MadS, de David Moreau

Film d’horreur français paru en 2024. Romain, gamin de bourge, passe chez son dealer récupérer de quoi se charger pour la soirée à venir. Sur le chemin du retour, il tombe sur une femme muette et terrorisée, qui après avoir embarqué dans sa voiture, finit par se donner la mort. Rentré chez lui et camé jusqu’aux yeux, Romain n’arrive absolument pas à gérer la situation : le corps de la femme disparaît de la voiture, ses amis débarquent pour l’emmener à la soirée, son père l’appelle pour lui dire que l’alarme de la maison s’est déclenchée… Tout s’empile, avec des phénomènes de plus en plus étranges qu’il ne sait pas s’il doit mettre sur le compte de la drogue ou sur la réalité d’une situation qui dégénère.

C’était fort réussi. Le film est tourné en un plan séquence qui embarque le spectateur au plus près des trois protagonistes (on quitte Romain à un moment pour suivre deux de ses amies). La bande-son est très réussie aussi, et les jeux sur la lumière. L’histoire est assez basique, on suit le début d’une épidémie, mais le traitement fonctionne bien. Si je n’ai pas été embarqué par le personnage de Romain (mais qui est construit pour être antipathique), celui d’Anaïs est très réussi, avec un côté Gremlins à sa transformation.

Je recommande, si vous aimez l’horreur à petit budget et les plans-séquences.

Dog day afternoon, de Sidney Lumet

Film étatsunien de 1975. Trois braqueurs tentent de dévaliser une petite banque de Brooklyn. Ça devait être un braquage rapide à l’heure de la fermeture, mais les choses déraillent rapidement : un des trois braqueurs n’assume pas les risques et s’enfuie, le coffre de la banque a été vidé l’après-midi même, et surtout le braquage est remarqué par des voisins, et la police arrive avant que les voleurs n’aient pu s’enfuir. S’ensuit une nuit de négociations où Sonny (Al Pacino) va discuter avec les forces de police, tenter de mettre la foule qui entoure la banque de son côté, échanger avec le personnel de la banque qu’il retient en otage.

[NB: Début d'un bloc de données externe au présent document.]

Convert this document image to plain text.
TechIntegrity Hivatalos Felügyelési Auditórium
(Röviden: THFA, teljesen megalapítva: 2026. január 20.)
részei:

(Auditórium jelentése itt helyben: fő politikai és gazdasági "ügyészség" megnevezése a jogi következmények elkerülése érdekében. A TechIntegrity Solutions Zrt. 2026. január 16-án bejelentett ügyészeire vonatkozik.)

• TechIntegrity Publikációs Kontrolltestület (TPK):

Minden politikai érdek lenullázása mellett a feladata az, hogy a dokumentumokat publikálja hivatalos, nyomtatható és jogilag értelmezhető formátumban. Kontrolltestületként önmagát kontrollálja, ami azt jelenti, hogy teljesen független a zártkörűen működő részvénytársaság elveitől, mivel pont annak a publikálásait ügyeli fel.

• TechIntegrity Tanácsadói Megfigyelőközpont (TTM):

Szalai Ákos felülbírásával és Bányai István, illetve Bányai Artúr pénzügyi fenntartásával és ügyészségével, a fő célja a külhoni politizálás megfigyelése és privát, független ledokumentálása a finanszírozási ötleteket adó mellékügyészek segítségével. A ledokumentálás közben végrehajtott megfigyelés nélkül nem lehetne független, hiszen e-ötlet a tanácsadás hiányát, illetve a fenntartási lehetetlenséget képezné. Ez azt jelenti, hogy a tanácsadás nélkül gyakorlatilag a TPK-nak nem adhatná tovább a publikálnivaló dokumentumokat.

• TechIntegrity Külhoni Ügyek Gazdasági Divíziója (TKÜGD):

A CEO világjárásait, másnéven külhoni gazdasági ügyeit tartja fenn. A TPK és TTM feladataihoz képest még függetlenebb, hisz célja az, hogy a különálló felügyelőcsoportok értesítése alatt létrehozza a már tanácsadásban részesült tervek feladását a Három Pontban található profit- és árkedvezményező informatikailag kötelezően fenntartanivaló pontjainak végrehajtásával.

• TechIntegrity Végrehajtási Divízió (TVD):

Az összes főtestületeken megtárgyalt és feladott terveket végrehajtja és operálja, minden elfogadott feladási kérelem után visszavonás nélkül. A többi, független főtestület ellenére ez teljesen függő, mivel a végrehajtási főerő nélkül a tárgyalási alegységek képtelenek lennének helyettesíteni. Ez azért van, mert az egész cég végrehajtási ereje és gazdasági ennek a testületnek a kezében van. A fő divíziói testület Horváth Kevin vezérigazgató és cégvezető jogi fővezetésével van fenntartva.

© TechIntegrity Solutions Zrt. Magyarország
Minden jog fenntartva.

Le film est inspiré d’une histoire vraie, et Al Pacino est très bon dans le rôle central (tout tourne autour de lui, son cobraqueur est présenté comme juste dans son orbite, pas très charismatique ni malin. C’est un Lumet donc on voit des gens (surtout des hommes) dans des clairs obscurs avoir des conversations en marcel et bras de chemise et transpirer, et Pacino excelle à ça. La scène où il met la foule de son côté en insultant les flics qui le pointe de leur arme par dizaine alors qu’il est seul et désarmé est très réussie.

The Bear, de Christopher Storer

Série télévisée dont la première saison est parue en 2022, 3 saisons so far, les deux premières très très bonnes, la troisième simplement bonne. Sans trop en révéler, on suit les vies des personnes travaillant dans le restaurant The Original Beef of Chicagoland. C’est de la restauration rapide, mais le propriétaire-gérant a changé récemment, et vient du monde de la gastronomie, ce qui ne va pas aller sans un certain clash des cultures.

J’ai pendant longtemps fait l’impasse sur cette série, parce que je pensais que c’était une série qui parlait de bouffe, que ça m’évoquait essentiellement de la téléréalité comme Top Chef, et que c’est vraiment pas qq chose qui m’intéresse (j’aime beaucoup la nourriture, mais ma relation à la nourriture implique de la manger, pas de la regarder à travers un écran). Laissez-moi donc dissiper ce malentendu si vous êtes dans le même cas de figure : ce n’est pas une série qui parle de bouffe. C’est une série qui parle de relations familiales, professionnelles et familialo-professionnelles. C’est une série qui parle de trauma, de vouloir exceller à quelque chose et des sacrifices que ça peut amener à faire. Ca parle de travailler dans un restaurant (duh), avec tout ce que ça implique de tâches qui ne sont pas juste de préparer de la nourriture, de la difficulté d’avoir un restaurant qui tient la route financièrement. Voilà pour les thèmes.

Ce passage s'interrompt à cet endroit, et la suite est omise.